In the last decades, psychotherapy has gained increasing acceptance as a major treatment option for mood disorders. Empirically supported treatments for major depression include cognitive behavioural therapy (CBT), interpersonal psychotherapy (IPT), behavioural therapy and, to a lesser extent, short-term psychodynamic psychotherapy. Meta-analytic evidence suggests that psychotherapy has a significant and clinically relevant, though not large, effect on chronic forms of depression. Psychotherapy with chronic patients should take into account several important differences between patients with chronic and acute depression (identification with their depressive illness, more severe social skill deficits, persistent sense of hopelessness, need of more time to adapt to better circumstances). Regarding adolescent depression, the effectiveness of IPT and CBT is empirically supported. Adolescents require appropriate modifications of treatment (developmental approach to psychotherapy, involvement of parents in therapy).
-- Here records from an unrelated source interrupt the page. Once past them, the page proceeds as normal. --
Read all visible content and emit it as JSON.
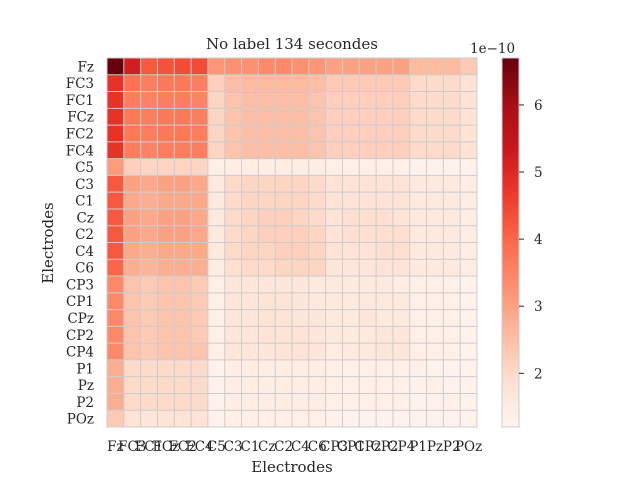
{
  "chart_data": {
    "type": "heatmap",
    "title": "No label 134 secondes",
    "xlabel": "Electrodes",
    "ylabel": "Electrodes",
    "electrodes": [
      "Fz",
      "FC3",
      "FC1",
      "FCz",
      "FC2",
      "FC4",
      "C5",
      "C3",
      "C1",
      "Cz",
      "C2",
      "C4",
      "C6",
      "CP3",
      "CP1",
      "CPz",
      "CP2",
      "CP4",
      "P1",
      "Pz",
      "P2",
      "POz"
    ],
    "colorbar": {
      "scale_label": "1e−10",
      "vmin": 1.2,
      "vmax": 6.7,
      "ticks": [
        2,
        3,
        4,
        5,
        6
      ],
      "tick_labels": [
        "2",
        "3",
        "4",
        "5",
        "6"
      ],
      "colormap": "Reds"
    },
    "grid": true,
    "values": [
      [
        6.7,
        5.2,
        4.2,
        4.3,
        4.4,
        4.4,
        3.2,
        3.3,
        3.3,
        3.4,
        3.4,
        3.3,
        3.2,
        3.0,
        3.0,
        3.0,
        3.0,
        3.0,
        2.6,
        2.6,
        2.6,
        2.3
      ],
      [
        4.8,
        3.8,
        3.6,
        3.7,
        3.7,
        3.6,
        2.2,
        2.5,
        2.6,
        2.6,
        2.6,
        2.6,
        2.5,
        2.3,
        2.3,
        2.3,
        2.3,
        2.3,
        2.0,
        2.0,
        2.0,
        1.8
      ],
      [
        4.8,
        3.6,
        3.5,
        3.6,
        3.6,
        3.5,
        2.1,
        2.4,
        2.5,
        2.5,
        2.5,
        2.5,
        2.4,
        2.2,
        2.2,
        2.2,
        2.2,
        2.2,
        2.0,
        2.0,
        2.0,
        1.8
      ],
      [
        4.8,
        3.7,
        3.6,
        3.7,
        3.7,
        3.6,
        2.1,
        2.4,
        2.5,
        2.5,
        2.5,
        2.5,
        2.4,
        2.2,
        2.2,
        2.2,
        2.2,
        2.2,
        2.0,
        2.0,
        2.0,
        1.8
      ],
      [
        4.8,
        3.7,
        3.6,
        3.7,
        3.7,
        3.6,
        2.1,
        2.4,
        2.5,
        2.5,
        2.5,
        2.5,
        2.4,
        2.2,
        2.2,
        2.2,
        2.2,
        2.2,
        2.0,
        2.0,
        2.0,
        1.8
      ],
      [
        4.8,
        3.6,
        3.5,
        3.6,
        3.6,
        3.6,
        2.1,
        2.4,
        2.5,
        2.5,
        2.5,
        2.5,
        2.4,
        2.2,
        2.2,
        2.2,
        2.2,
        2.2,
        2.0,
        2.0,
        2.0,
        1.8
      ],
      [
        3.1,
        2.2,
        2.1,
        2.1,
        2.1,
        2.1,
        1.4,
        1.5,
        1.5,
        1.5,
        1.5,
        1.5,
        1.5,
        1.4,
        1.4,
        1.4,
        1.4,
        1.4,
        1.3,
        1.3,
        1.3,
        1.3
      ],
      [
        4.2,
        3.0,
        2.9,
        3.0,
        3.0,
        2.9,
        1.6,
        2.0,
        2.1,
        2.1,
        2.1,
        2.1,
        2.0,
        1.8,
        1.8,
        1.8,
        1.8,
        1.8,
        1.6,
        1.6,
        1.6,
        1.5
      ],
      [
        4.2,
        2.9,
        2.8,
        2.9,
        2.9,
        2.9,
        1.6,
        2.0,
        2.1,
        2.1,
        2.1,
        2.1,
        2.0,
        1.8,
        1.8,
        1.8,
        1.8,
        1.8,
        1.6,
        1.6,
        1.6,
        1.5
      ],
      [
        4.2,
        3.0,
        2.9,
        3.0,
        3.0,
        2.9,
        1.6,
        2.0,
        2.1,
        2.2,
        2.2,
        2.1,
        2.0,
        1.8,
        1.9,
        1.9,
        1.9,
        1.8,
        1.6,
        1.6,
        1.6,
        1.5
      ],
      [
        4.2,
        3.0,
        2.9,
        3.0,
        3.0,
        2.9,
        1.6,
        2.0,
        2.1,
        2.2,
        2.2,
        2.2,
        2.1,
        1.8,
        1.9,
        1.9,
        1.9,
        1.9,
        1.6,
        1.6,
        1.6,
        1.5
      ],
      [
        4.2,
        2.9,
        2.8,
        2.9,
        2.9,
        2.9,
        1.6,
        2.0,
        2.1,
        2.1,
        2.2,
        2.2,
        2.1,
        1.8,
        1.8,
        1.8,
        1.9,
        1.9,
        1.6,
        1.6,
        1.6,
        1.5
      ],
      [
        4.0,
        2.8,
        2.7,
        2.8,
        2.8,
        2.8,
        1.5,
        1.9,
        2.0,
        2.0,
        2.1,
        2.1,
        2.1,
        1.7,
        1.7,
        1.7,
        1.8,
        1.8,
        1.6,
        1.6,
        1.6,
        1.5
      ],
      [
        3.4,
        2.4,
        2.3,
        2.4,
        2.4,
        2.3,
        1.4,
        1.7,
        1.7,
        1.7,
        1.7,
        1.7,
        1.6,
        1.6,
        1.6,
        1.6,
        1.6,
        1.5,
        1.4,
        1.4,
        1.4,
        1.3
      ],
      [
        3.4,
        2.4,
        2.3,
        2.4,
        2.4,
        2.3,
        1.4,
        1.7,
        1.7,
        1.8,
        1.8,
        1.7,
        1.6,
        1.6,
        1.6,
        1.6,
        1.6,
        1.6,
        1.4,
        1.4,
        1.4,
        1.3
      ],
      [
        3.4,
        2.4,
        2.3,
        2.4,
        2.4,
        2.3,
        1.4,
        1.7,
        1.7,
        1.8,
        1.8,
        1.7,
        1.7,
        1.6,
        1.6,
        1.7,
        1.6,
        1.6,
        1.4,
        1.4,
        1.4,
        1.3
      ],
      [
        3.4,
        2.4,
        2.3,
        2.4,
        2.4,
        2.3,
        1.4,
        1.7,
        1.7,
        1.8,
        1.8,
        1.8,
        1.7,
        1.6,
        1.6,
        1.6,
        1.7,
        1.7,
        1.4,
        1.4,
        1.4,
        1.3
      ],
      [
        3.4,
        2.4,
        2.3,
        2.4,
        2.4,
        2.4,
        1.4,
        1.7,
        1.7,
        1.7,
        1.8,
        1.8,
        1.7,
        1.5,
        1.6,
        1.6,
        1.7,
        1.7,
        1.4,
        1.4,
        1.4,
        1.3
      ],
      [
        2.8,
        2.0,
        2.0,
        2.0,
        2.0,
        2.0,
        1.3,
        1.5,
        1.5,
        1.5,
        1.5,
        1.5,
        1.5,
        1.4,
        1.4,
        1.4,
        1.4,
        1.4,
        1.4,
        1.3,
        1.3,
        1.3
      ],
      [
        2.8,
        2.0,
        2.0,
        2.0,
        2.0,
        2.0,
        1.3,
        1.5,
        1.5,
        1.5,
        1.5,
        1.5,
        1.5,
        1.4,
        1.4,
        1.4,
        1.4,
        1.4,
        1.3,
        1.4,
        1.3,
        1.3
      ],
      [
        2.8,
        2.0,
        2.0,
        2.0,
        2.0,
        2.0,
        1.3,
        1.5,
        1.5,
        1.5,
        1.5,
        1.5,
        1.5,
        1.4,
        1.4,
        1.4,
        1.4,
        1.4,
        1.3,
        1.3,
        1.4,
        1.3
      ],
      [
        2.3,
        1.8,
        1.7,
        1.8,
        1.8,
        1.8,
        1.3,
        1.4,
        1.4,
        1.4,
        1.4,
        1.4,
        1.4,
        1.3,
        1.3,
        1.3,
        1.3,
        1.3,
        1.3,
        1.3,
        1.3,
        1.3
      ]
    ]
  }
}
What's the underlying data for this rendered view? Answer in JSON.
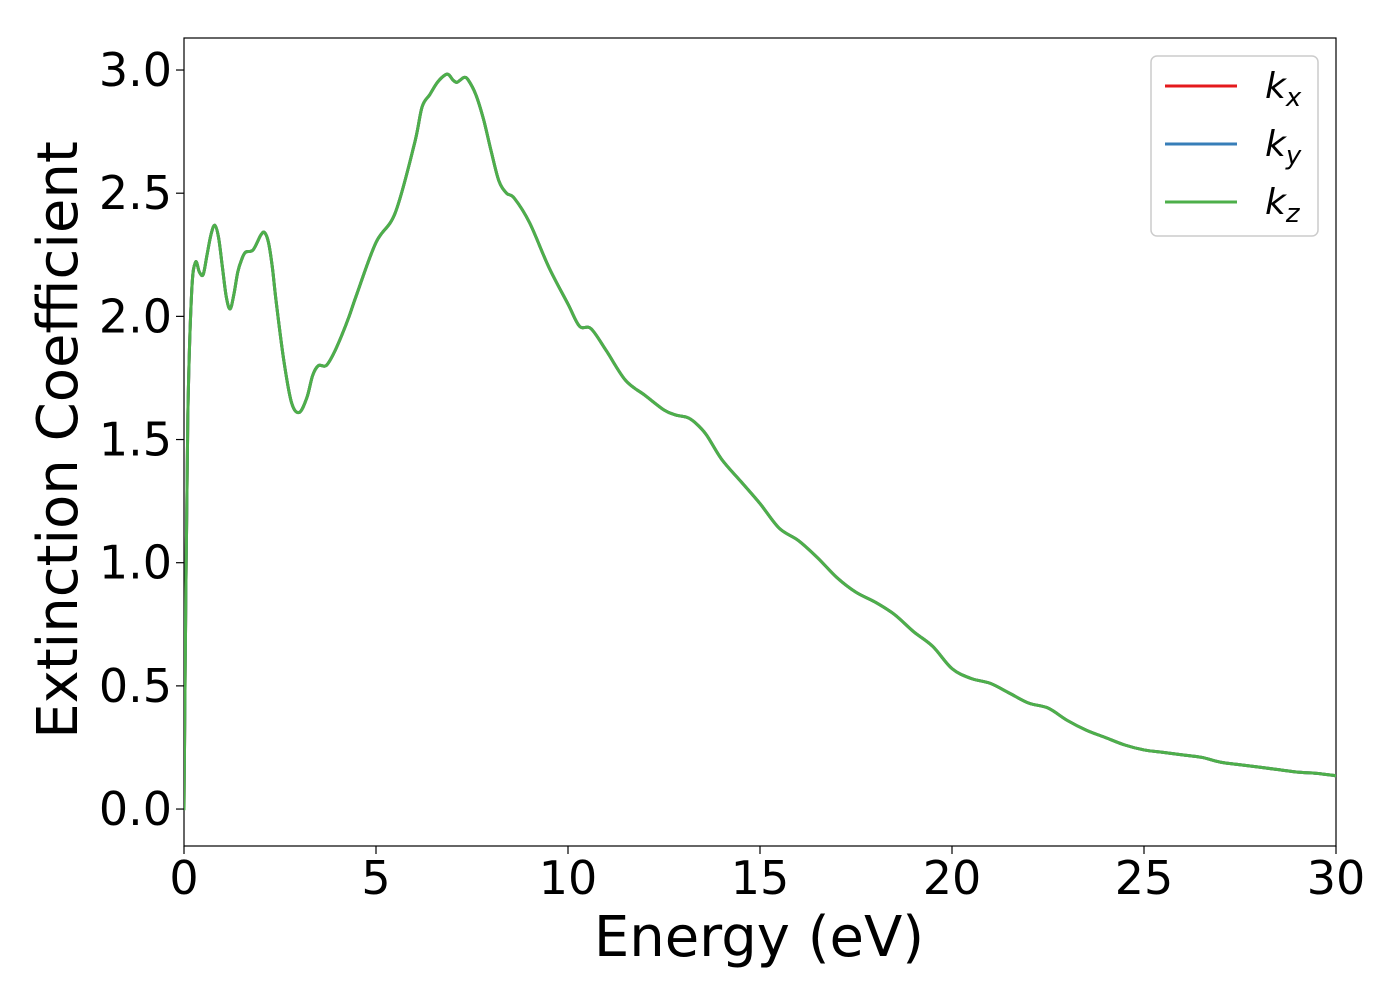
{
  "chart_data": {
    "type": "line",
    "title": "",
    "xlabel": "Energy (eV)",
    "ylabel": "Extinction Coefficient",
    "xlim": [
      0,
      30
    ],
    "ylim": [
      -0.15,
      3.13
    ],
    "xticks": [
      "0",
      "5",
      "10",
      "15",
      "20",
      "25",
      "30"
    ],
    "yticks": [
      "0.0",
      "0.5",
      "1.0",
      "1.5",
      "2.0",
      "2.5",
      "3.0"
    ],
    "grid": false,
    "legend_position": "top-right",
    "x": [
      0,
      0.05,
      0.1,
      0.2,
      0.3,
      0.4,
      0.5,
      0.6,
      0.7,
      0.8,
      0.9,
      1.0,
      1.1,
      1.2,
      1.3,
      1.4,
      1.5,
      1.6,
      1.8,
      2.0,
      2.1,
      2.2,
      2.3,
      2.4,
      2.6,
      2.8,
      3.0,
      3.2,
      3.35,
      3.5,
      3.7,
      3.9,
      4.1,
      4.3,
      4.5,
      5.0,
      5.5,
      6.0,
      6.2,
      6.4,
      6.6,
      6.8,
      6.9,
      7.0,
      7.1,
      7.2,
      7.3,
      7.4,
      7.6,
      7.8,
      8.0,
      8.2,
      8.4,
      8.6,
      9.0,
      9.5,
      10.0,
      10.3,
      10.6,
      11.0,
      11.5,
      12.0,
      12.5,
      12.8,
      13.1,
      13.3,
      13.6,
      14.0,
      14.5,
      15.0,
      15.5,
      16.0,
      16.5,
      17.0,
      17.5,
      18.0,
      18.5,
      19.0,
      19.5,
      20.0,
      20.5,
      21.0,
      21.5,
      22.0,
      22.5,
      23.0,
      23.5,
      24.0,
      24.5,
      25.0,
      25.5,
      26.0,
      26.5,
      27.0,
      27.5,
      28.0,
      28.5,
      29.0,
      29.5,
      30.0
    ],
    "series": [
      {
        "name": "k_x",
        "color": "#e41a1c",
        "values": [
          0.0,
          0.9,
          1.6,
          2.1,
          2.22,
          2.18,
          2.17,
          2.25,
          2.33,
          2.37,
          2.32,
          2.2,
          2.08,
          2.03,
          2.09,
          2.18,
          2.23,
          2.26,
          2.27,
          2.33,
          2.34,
          2.3,
          2.2,
          2.06,
          1.82,
          1.65,
          1.61,
          1.67,
          1.76,
          1.8,
          1.8,
          1.85,
          1.92,
          2.0,
          2.09,
          2.3,
          2.42,
          2.7,
          2.85,
          2.9,
          2.95,
          2.98,
          2.98,
          2.96,
          2.95,
          2.96,
          2.97,
          2.96,
          2.9,
          2.8,
          2.67,
          2.55,
          2.5,
          2.48,
          2.38,
          2.2,
          2.05,
          1.96,
          1.95,
          1.86,
          1.74,
          1.68,
          1.62,
          1.6,
          1.59,
          1.57,
          1.52,
          1.42,
          1.33,
          1.24,
          1.14,
          1.09,
          1.02,
          0.94,
          0.88,
          0.84,
          0.79,
          0.72,
          0.66,
          0.57,
          0.53,
          0.51,
          0.47,
          0.43,
          0.41,
          0.36,
          0.32,
          0.29,
          0.26,
          0.24,
          0.23,
          0.22,
          0.21,
          0.19,
          0.18,
          0.17,
          0.16,
          0.15,
          0.145,
          0.135
        ]
      },
      {
        "name": "k_y",
        "color": "#377eb8",
        "values": [
          0.0,
          0.9,
          1.6,
          2.1,
          2.22,
          2.18,
          2.17,
          2.25,
          2.33,
          2.37,
          2.32,
          2.2,
          2.08,
          2.03,
          2.09,
          2.18,
          2.23,
          2.26,
          2.27,
          2.33,
          2.34,
          2.3,
          2.2,
          2.06,
          1.82,
          1.65,
          1.61,
          1.67,
          1.76,
          1.8,
          1.8,
          1.85,
          1.92,
          2.0,
          2.09,
          2.3,
          2.42,
          2.7,
          2.85,
          2.9,
          2.95,
          2.98,
          2.98,
          2.96,
          2.95,
          2.96,
          2.97,
          2.96,
          2.9,
          2.8,
          2.67,
          2.55,
          2.5,
          2.48,
          2.38,
          2.2,
          2.05,
          1.96,
          1.95,
          1.86,
          1.74,
          1.68,
          1.62,
          1.6,
          1.59,
          1.57,
          1.52,
          1.42,
          1.33,
          1.24,
          1.14,
          1.09,
          1.02,
          0.94,
          0.88,
          0.84,
          0.79,
          0.72,
          0.66,
          0.57,
          0.53,
          0.51,
          0.47,
          0.43,
          0.41,
          0.36,
          0.32,
          0.29,
          0.26,
          0.24,
          0.23,
          0.22,
          0.21,
          0.19,
          0.18,
          0.17,
          0.16,
          0.15,
          0.145,
          0.135
        ]
      },
      {
        "name": "k_z",
        "color": "#4daf4a",
        "values": [
          0.0,
          0.9,
          1.6,
          2.1,
          2.22,
          2.18,
          2.17,
          2.25,
          2.33,
          2.37,
          2.32,
          2.2,
          2.08,
          2.03,
          2.09,
          2.18,
          2.23,
          2.26,
          2.27,
          2.33,
          2.34,
          2.3,
          2.2,
          2.06,
          1.82,
          1.65,
          1.61,
          1.67,
          1.76,
          1.8,
          1.8,
          1.85,
          1.92,
          2.0,
          2.09,
          2.3,
          2.42,
          2.7,
          2.85,
          2.9,
          2.95,
          2.98,
          2.98,
          2.96,
          2.95,
          2.96,
          2.97,
          2.96,
          2.9,
          2.8,
          2.67,
          2.55,
          2.5,
          2.48,
          2.38,
          2.2,
          2.05,
          1.96,
          1.95,
          1.86,
          1.74,
          1.68,
          1.62,
          1.6,
          1.59,
          1.57,
          1.52,
          1.42,
          1.33,
          1.24,
          1.14,
          1.09,
          1.02,
          0.94,
          0.88,
          0.84,
          0.79,
          0.72,
          0.66,
          0.57,
          0.53,
          0.51,
          0.47,
          0.43,
          0.41,
          0.36,
          0.32,
          0.29,
          0.26,
          0.24,
          0.23,
          0.22,
          0.21,
          0.19,
          0.18,
          0.17,
          0.16,
          0.15,
          0.145,
          0.135
        ]
      }
    ],
    "legend": [
      {
        "base": "k",
        "sub": "x"
      },
      {
        "base": "k",
        "sub": "y"
      },
      {
        "base": "k",
        "sub": "z"
      }
    ]
  }
}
The combination of psychotherapy and medication has recently attracted substantial interest; the available evidence suggests that combined treatment has small but significant advantages over each treatment modality alone, and may have a protective effect against depression relapse or recurrence. Psychobiological models overcoming a rigid brain-mind dichotomy may help the clinician give patients a clear rationale for the combination of psychological and pharmacological treatment. In recent years, evidence has accumulated regarding the effectiveness of psychological therapies (CBT, family-focused therapy, interpersonal and social rhythm therapy, psychoeducation) as an adjunct to medication in bipolar disorder. These therapies share several common elements and there is considerable overlap in their actual targets. Psychological interventions were found to be useful not only in the treatment of bipolar depressive episodes, but in all phases of the disorder.